Zach Schonbrun and Michael Barbaro of the New York Times report that a 30-second anti-gun violence ad sponsored by the NBA will five times during the marquee games on Christmas Day. Curry is the featured player in the ad, opening with a brief statement invoking superstar daughter Riley Curry and ending with a voiceover saying, "We can end gun violence."
As noted by the Times, "gun control" is never mentioned in the ad despite the political position of Everytown founder and former New York City mayor Michael Bloomberg.
The first ads, timed to reach millions of basketball fans during a series of marquee games on Christmas Day, focus on shooting victims and contain no policy recommendations. The words "gun control" are never mentioned...Players who appear in the first 30-second ad, which will run five times on Friday, speak in personal terms about the effects of gun violence on their lives. Stephen Curry of the Golden State Warriors describes hearing of a 3-year-old's shooting: "My daughter Riley's that age," he says. Chris Paul of the Los Angeles Clippers recalls the advice he heeded as a child: "My parents used to say, ‘A bullet doesn't have a name on it.'"
Regardless of your opinion on the issue itself, this is a significant development for at least two reasons.
First, no U.S. male professional sports league has ever so formally endorsed an issue as politically charged as gun violence.
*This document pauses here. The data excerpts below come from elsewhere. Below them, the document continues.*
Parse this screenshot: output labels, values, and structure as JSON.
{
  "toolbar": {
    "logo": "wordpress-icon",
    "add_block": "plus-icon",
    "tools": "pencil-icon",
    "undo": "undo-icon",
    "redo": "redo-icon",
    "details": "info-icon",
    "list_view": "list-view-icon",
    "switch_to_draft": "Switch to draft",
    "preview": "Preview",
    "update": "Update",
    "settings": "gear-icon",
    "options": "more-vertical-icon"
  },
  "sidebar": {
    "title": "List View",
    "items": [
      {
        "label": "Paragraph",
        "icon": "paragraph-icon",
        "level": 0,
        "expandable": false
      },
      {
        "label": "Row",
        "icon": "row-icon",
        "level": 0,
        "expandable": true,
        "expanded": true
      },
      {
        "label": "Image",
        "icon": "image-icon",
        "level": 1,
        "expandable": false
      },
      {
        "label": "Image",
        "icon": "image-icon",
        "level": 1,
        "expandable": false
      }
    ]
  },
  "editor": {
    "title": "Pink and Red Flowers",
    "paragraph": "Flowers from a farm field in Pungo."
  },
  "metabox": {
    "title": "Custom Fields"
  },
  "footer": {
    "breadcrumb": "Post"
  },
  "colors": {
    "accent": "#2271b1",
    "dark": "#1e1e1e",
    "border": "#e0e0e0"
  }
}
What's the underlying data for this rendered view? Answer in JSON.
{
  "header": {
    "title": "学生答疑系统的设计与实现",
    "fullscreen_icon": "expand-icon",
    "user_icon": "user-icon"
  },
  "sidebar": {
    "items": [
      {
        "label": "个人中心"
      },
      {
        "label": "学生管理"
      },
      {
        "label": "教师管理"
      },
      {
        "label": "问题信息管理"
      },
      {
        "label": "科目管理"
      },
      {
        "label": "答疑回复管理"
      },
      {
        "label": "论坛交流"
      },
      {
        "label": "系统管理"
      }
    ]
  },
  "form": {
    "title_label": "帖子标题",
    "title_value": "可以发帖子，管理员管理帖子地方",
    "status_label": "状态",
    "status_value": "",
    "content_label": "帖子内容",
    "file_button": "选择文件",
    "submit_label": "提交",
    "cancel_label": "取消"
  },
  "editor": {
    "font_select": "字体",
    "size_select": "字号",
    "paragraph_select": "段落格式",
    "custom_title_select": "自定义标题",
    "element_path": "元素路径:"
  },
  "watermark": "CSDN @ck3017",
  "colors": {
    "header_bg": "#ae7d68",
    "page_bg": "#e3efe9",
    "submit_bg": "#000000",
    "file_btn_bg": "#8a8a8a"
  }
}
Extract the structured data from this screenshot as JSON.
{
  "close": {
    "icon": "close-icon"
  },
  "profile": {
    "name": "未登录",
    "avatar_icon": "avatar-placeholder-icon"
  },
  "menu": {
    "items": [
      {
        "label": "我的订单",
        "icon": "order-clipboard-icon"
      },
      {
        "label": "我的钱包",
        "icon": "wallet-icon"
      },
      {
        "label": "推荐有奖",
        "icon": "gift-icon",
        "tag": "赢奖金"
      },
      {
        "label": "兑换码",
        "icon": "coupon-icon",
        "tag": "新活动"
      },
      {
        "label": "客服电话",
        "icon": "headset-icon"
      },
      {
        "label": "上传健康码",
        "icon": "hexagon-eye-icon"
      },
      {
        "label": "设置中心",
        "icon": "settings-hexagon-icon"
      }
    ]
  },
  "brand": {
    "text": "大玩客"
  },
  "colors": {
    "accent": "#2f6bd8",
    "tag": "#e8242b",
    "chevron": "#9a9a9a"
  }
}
Individual players have taken up causes, particularly police violence against black citizens, but the leagues themselves have shied away from contentious political issues. But it's not entirely unexpected from a Adam Silver-led NBA: Silver essentially began his tenure by taking a strong stand against racist former L.A. Clippers owner Donald Sterling and the WNBA has openly opposed anti-LGBT bias and responded to discriminatory legislation. Yet what remains unique about this latest stance is the magnitude and partnership with an organization that, "...reflects a political awakening inside the league that is led not by its executives, but by its players."
Second, as ESPN's Kevin Pelton tweeted, this is a significant shift in how the NBA has positioned itself culturally over the last decade.
In a recent preview of the Warriors' game against the Cleveland Cavaliers on Christmas Day, Mark Heisler of the Los Angeles Daily News described how the league actively tried to resuscitate its image after the brawl between the Detroit Pistons and Indiana Pacers that spilled into the stands in 2004.
The Pacers and Pistons had rumbled in the Auburn Hills riot five weeks before, when Ron Artest went into the stands after a fan who threw a soft drink at him and punched the wrong one, and Jermaine O’Neal laid out another who ran up on him on the court.
One can only imagine the sponsors’ horror. Commissioner David Stern actually hired GOP consultant Matthew Dowd to map a way back into the hearts of Middle America.
It was that thinking that led to increased emphasis on season ticket holder events, the NBA Cares campaign and eventually the formal adoption of a league-wide dress code — the goal quite transparently being to broaden its appeal by distancing itself from hip-hop culture or anything that could be considered even remotely controversial.
To launch this campaign on national television on Christmas Day, when you'd expect that same demographic that former commissioner David Stern tried so hard to attract to tune in at higher rates, is about as bold a move as we've seen in the modern sports landscape that is so concerned with protecting the brand to increase profit margins. And it's yet another statement from current commissioner Adam Silver that he's not afraid to put his own imprint on the league.